How thrilling! Just a few weeks after the Prime Minister’s lament in Blackpool that “every time I’ve ever introduced a reform in government, I wish in retrospect I had gone further”, we are about to see the first fruit of the newly emboldened Blairite agenda.

When the Education White Paper is published next week, we are promised that it will be full of radical reforms. The focus, we are told, will be on school independence and parental choice. As the Prime Minister put it last week: “By the end of the third term I want every school that wants to be, to be able to be an independent non-fee-paying state school with the freedom to innovate and develop in the way it wants and the way the parents at the school want . . . ”

It all sounds wonderful. And the various ideas that have been carefully leaked are certainly an improvement on the current state of play. Schools will be able to join together as education “brands”, with the best heads encouraged to take over whole groups. Local education authorities will have many of their powers removed, allowing successful schools to expand and to set their own curriculum, and new schools to emerge where parents want them. And if they are unhappy with the standards of their children’s school, parents will be able to lobby for new management.

But bold as some of the ideas seem, the best they will do is get us back to square one. Take the idea of “independent state schools”, about which Mr Blair enthused last week. There’s nothing new there: we had them until he became Prime Minister and abolished them. They were called grant-maintained schools — schools that were free from LEA control and funded directly by Whitehall. In eight years in power, Labour’s bold third term reform is to arrive back where it started out.

The most eye-catching proposal among the White Paper leaks is a plan to entice genuinely independent schools — private schools, in other words — into the state sector. Again, it sounds terrific. How radical and free thinking of Labour to want not to stamp on private schools, as in the past, but to utilise what they offer pupils.

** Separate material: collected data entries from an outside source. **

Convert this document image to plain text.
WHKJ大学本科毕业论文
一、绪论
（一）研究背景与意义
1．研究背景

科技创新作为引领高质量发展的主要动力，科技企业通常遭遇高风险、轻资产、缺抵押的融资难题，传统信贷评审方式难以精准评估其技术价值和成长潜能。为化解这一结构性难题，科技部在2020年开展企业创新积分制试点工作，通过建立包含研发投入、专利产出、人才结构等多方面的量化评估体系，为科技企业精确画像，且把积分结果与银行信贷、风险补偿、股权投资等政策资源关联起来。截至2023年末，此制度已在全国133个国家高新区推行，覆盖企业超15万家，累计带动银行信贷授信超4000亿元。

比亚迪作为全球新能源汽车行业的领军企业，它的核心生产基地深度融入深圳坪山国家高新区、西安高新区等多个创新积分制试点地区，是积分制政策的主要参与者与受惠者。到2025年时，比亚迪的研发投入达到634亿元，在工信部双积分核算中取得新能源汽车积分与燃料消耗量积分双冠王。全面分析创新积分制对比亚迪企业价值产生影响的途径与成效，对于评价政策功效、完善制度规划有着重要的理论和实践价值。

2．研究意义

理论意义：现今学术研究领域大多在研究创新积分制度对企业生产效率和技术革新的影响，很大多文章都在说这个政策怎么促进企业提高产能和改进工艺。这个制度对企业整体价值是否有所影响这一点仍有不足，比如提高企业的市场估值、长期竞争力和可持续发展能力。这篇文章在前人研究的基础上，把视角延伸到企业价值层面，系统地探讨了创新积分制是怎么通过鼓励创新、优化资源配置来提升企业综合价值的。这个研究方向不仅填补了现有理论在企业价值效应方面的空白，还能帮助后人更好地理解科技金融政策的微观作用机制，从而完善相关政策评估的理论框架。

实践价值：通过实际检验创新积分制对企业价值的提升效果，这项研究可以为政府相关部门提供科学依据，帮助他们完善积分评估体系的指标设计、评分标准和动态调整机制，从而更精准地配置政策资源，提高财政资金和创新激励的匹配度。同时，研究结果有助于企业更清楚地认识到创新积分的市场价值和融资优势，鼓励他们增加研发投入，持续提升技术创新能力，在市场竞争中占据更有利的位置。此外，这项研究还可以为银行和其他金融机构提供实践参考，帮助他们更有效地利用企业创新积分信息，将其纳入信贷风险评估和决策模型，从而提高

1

Well, yes. But how typical to get things back to front. If the Prime Minister’s analysis — that the state sector needs to learn from and copy the independent sector — is correct (and it is) then the sensible response is not to nationalise those private schools that want to be bought out, but to make an independent sector education available to all. Instead of taking independent schools into the state sector, the sensible policy would be to take state-funded pupils into independent schools.

The Government’s expected proposal won’t even get things back to square one, because it won’t match the scheme that for decades did what was needed — until the last Labour Government abolished it. Direct-grant schools were entirely self-governing and independent, but took pupils funded by the state.

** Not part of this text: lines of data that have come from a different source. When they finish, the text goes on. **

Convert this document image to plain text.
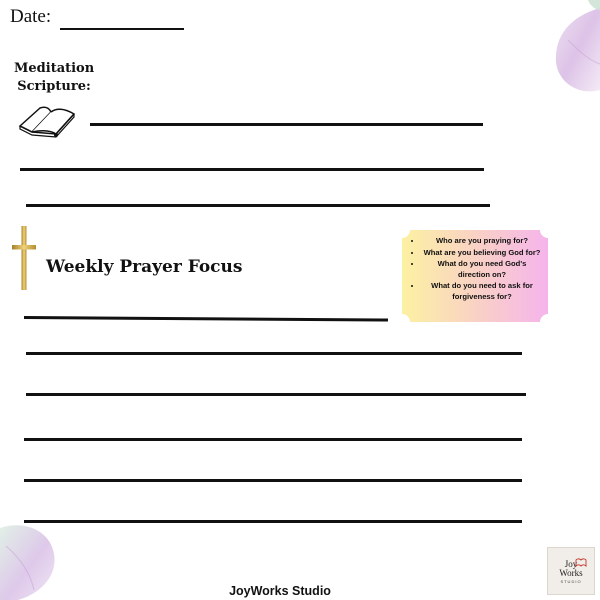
Date:
Meditation
Scripture:
Weekly Prayer Focus
• Who are you praying for?
• What are you believing God for?
• What do you need God's direction on?
• What do you need to ask for forgiveness for?
Joy
Works
STUDIO
JoyWorks Studio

As the authors of a book about social mobility put it in 1997: “The direct-grant scheme succeeded . . . in opening up many of the best independent schools to ability rather than wealth. It is a sad irony that in destroying the direct-grant schools on the altar of equal opportunity, the 1974-79 Labour Government succeeded only in denying opportunity to many poor children and increasing the number of fee-paying parents (because the schools chose to remain independent rather than be nationalised)”.

The authors were spot-on. Of course they were; I was one of them. But the identity of the other is far more important: Andrew Adonis, now Lord Adonis, the Schools Minister.

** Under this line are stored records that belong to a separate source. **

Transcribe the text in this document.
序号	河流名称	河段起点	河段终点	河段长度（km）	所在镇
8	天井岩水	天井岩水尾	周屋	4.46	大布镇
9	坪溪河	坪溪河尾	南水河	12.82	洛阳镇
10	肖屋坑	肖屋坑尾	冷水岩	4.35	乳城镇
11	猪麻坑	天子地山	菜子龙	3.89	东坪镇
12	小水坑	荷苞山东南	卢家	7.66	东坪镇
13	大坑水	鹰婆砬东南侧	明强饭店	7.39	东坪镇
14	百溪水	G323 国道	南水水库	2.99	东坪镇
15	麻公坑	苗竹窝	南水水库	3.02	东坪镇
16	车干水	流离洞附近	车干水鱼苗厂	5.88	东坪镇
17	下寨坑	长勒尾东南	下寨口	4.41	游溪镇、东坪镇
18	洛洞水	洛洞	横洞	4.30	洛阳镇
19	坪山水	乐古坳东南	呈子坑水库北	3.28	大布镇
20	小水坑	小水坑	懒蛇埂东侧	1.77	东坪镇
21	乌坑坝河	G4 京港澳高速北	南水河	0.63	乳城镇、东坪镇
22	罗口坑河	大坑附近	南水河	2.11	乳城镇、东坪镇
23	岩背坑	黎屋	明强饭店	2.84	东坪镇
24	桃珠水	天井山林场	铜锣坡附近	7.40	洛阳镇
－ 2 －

Before his appointment in June, Andrew Adonis was the Prime Minister’s key education adviser inside No 10. As such, he was the force behind the Government’s education policy. But for all his skill in battling Whitehall, he and Mr Blair were barely able to move reform into first gear, let alone the fifth gear that was needed.

His appointment as Schools Minister in June was designed to fight that battle from behind enemy lines, within the Education Department. But the lesson from the forthcoming White Paper is plus ça change.

There is no doubt that, left to his own devices, Lord Adonis would reintroduce direct-grant schools. His words in our book were explicit about their merit. But for all the bold words from the Prime Minister, the reality of his political strength — or rather weakness — was exposed when Ruth Kelly, the Education Secretary, was able to veto Lord Adonis’s appointment as a Minister of State and consign him to a junior role as a Parliamentary Under Secretary. She won that battle, and it seems she has won this one, too.

There is an even bigger problem with the White Paper. As always, the Government’s rhetoric far outstrips its actions. In Blackpool, Mr Blair hit the nail on the head: “There’s a great myth here, which is that we don’t have a market . . . now. We do. It’s called private schools . . . But it’s only open to the well-off . . . I want decent hardworking families to have the same power.”

So it’s clear that he understands what needs to be done: all parents, not just the wealthy, need to be given the power of the purse string. But the logic of the Prime Minister’s words points inexorably to the boldest reform of all: vouchers. By handing real power over to parents, vouchers destroy the influence of the bureaucrats, the teaching unions and the education establishment that have had such a pernicious impact on British state education.

But will we get vouchers from Labour? Even to pose that question is to give the answer. So much for going further.